Is Permissive Parenting Neglectful
Permissive parenting itself is not necessarily neglectful. Those who practice permissive parenting do interact with and respond to their children. They would never ignore or neglect their children. They are very loving and nurturing even though they may be lenient and inconsistent with rules and structure. However, due to this lack of structure, the children may grow up without a sense of self-control and very little self-discipline.
Statistics on Permissive Parenting
The following are a few interesting statistics regarding permissive parenting:
- Children raised by permissive parents utilize more than 4 hours of TV or other electronic devices which is 5 times more than children raised by other parenting styles.
- Underage teens raised by permissive parents are 3 times more likely to consume alcohol due to lack of discipline.
- Almost 25 percent of children in Canada are raised by the permissive style of parenting.
What Do Studies Say About Permissive Parenting?
Permissive parenting styles show more conflicting results in research about children's emotional and behavioral states than any other parenting style. One study, for instance, shows that children of permissive parents have very low self-esteem compared to their peers, while another study shows that they have high self-esteem. One reason this may be is because permissiveness closely resembles the "gold standard" in parenting: authoritative parenting. Both types are characterized by warmth, nurturing, and responsiveness to the child's needs and desires; however, permissive parenting is typically characterized by a lack of boundaries, while authoritative parents set clear, firm boundaries. Due to permissive parenting's lack of boundaries, this style of parenting has also been linked to deviant peer affiliations and delinquent behaviors according to a recent study. The results of permissive parenting style studies also vary a great deal among cultures, suggesting that what is considered permissive in one country may actually fall closer to the lines of authoritative parenting in another region.
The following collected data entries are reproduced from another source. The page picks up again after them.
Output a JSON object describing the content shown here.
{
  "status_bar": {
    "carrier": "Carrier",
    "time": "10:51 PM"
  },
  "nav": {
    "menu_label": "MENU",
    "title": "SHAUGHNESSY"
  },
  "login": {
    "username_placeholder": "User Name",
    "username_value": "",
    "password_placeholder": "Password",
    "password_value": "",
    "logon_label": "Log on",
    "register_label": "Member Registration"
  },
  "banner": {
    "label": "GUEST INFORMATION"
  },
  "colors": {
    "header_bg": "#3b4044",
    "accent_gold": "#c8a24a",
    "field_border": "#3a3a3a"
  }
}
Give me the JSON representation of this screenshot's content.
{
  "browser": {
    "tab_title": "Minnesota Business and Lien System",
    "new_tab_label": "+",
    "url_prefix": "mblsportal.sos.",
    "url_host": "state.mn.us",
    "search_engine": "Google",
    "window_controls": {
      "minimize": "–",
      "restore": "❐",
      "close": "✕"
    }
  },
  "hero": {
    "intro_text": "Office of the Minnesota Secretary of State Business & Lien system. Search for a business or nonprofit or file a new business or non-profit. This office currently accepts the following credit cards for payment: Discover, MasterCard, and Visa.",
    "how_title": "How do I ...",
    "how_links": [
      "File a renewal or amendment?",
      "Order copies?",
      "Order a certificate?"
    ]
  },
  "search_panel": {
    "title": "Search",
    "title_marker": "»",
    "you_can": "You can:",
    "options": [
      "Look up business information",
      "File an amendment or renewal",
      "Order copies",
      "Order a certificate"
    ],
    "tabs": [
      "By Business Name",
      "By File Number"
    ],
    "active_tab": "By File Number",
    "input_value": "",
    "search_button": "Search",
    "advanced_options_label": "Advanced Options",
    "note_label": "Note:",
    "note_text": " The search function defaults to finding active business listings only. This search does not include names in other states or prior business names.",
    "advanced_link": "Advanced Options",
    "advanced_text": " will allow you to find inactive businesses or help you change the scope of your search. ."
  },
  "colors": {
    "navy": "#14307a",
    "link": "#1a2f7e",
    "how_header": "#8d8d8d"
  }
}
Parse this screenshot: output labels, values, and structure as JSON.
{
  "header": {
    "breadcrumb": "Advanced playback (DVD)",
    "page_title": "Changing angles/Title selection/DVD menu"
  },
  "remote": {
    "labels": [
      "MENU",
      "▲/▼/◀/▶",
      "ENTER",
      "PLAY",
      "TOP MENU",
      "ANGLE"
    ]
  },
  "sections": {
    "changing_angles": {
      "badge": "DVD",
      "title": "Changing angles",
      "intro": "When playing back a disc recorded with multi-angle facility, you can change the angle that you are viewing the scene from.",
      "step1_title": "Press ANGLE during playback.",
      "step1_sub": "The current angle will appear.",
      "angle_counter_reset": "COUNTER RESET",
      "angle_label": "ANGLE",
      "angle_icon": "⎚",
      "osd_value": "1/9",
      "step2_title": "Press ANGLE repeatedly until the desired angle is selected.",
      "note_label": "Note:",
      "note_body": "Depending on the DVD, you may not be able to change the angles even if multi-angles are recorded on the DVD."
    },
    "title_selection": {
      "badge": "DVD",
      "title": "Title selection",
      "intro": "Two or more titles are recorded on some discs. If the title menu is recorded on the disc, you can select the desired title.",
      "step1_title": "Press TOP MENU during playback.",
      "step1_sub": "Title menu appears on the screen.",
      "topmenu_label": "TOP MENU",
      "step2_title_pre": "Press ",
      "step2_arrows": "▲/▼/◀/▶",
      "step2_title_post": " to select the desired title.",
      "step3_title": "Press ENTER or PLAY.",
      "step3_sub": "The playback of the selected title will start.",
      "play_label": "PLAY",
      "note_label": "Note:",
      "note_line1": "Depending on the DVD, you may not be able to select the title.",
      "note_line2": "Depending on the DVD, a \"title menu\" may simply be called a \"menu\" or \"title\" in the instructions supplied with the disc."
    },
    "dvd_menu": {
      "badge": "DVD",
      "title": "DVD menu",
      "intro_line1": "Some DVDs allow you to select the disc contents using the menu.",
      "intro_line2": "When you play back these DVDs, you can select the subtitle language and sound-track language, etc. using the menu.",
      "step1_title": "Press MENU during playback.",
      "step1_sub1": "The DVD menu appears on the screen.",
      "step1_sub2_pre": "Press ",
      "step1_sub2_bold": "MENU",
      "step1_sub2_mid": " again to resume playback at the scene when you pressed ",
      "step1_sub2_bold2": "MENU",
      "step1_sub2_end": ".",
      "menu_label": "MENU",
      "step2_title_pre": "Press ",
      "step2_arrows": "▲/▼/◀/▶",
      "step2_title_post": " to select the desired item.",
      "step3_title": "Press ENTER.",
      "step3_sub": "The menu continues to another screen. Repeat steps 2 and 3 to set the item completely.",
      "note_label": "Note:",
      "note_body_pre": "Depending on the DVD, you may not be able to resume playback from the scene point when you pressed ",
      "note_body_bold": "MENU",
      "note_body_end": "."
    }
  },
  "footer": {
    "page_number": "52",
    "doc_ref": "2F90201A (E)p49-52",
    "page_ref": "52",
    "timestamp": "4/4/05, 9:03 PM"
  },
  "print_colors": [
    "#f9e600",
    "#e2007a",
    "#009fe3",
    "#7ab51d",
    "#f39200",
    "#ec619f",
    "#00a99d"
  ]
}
Regardless of studies, children gain a sense of security, discipline, and self-worth when parents set understandable and consistent boundaries that lead to logical consequences when breached. By setting clear boundaries, you can help your children grow into self-sufficient and disciplined adults. While your personality type may at first lead you towards being a permissive parent, your children may benefit from you adapting your style into a more authoritative type of parent.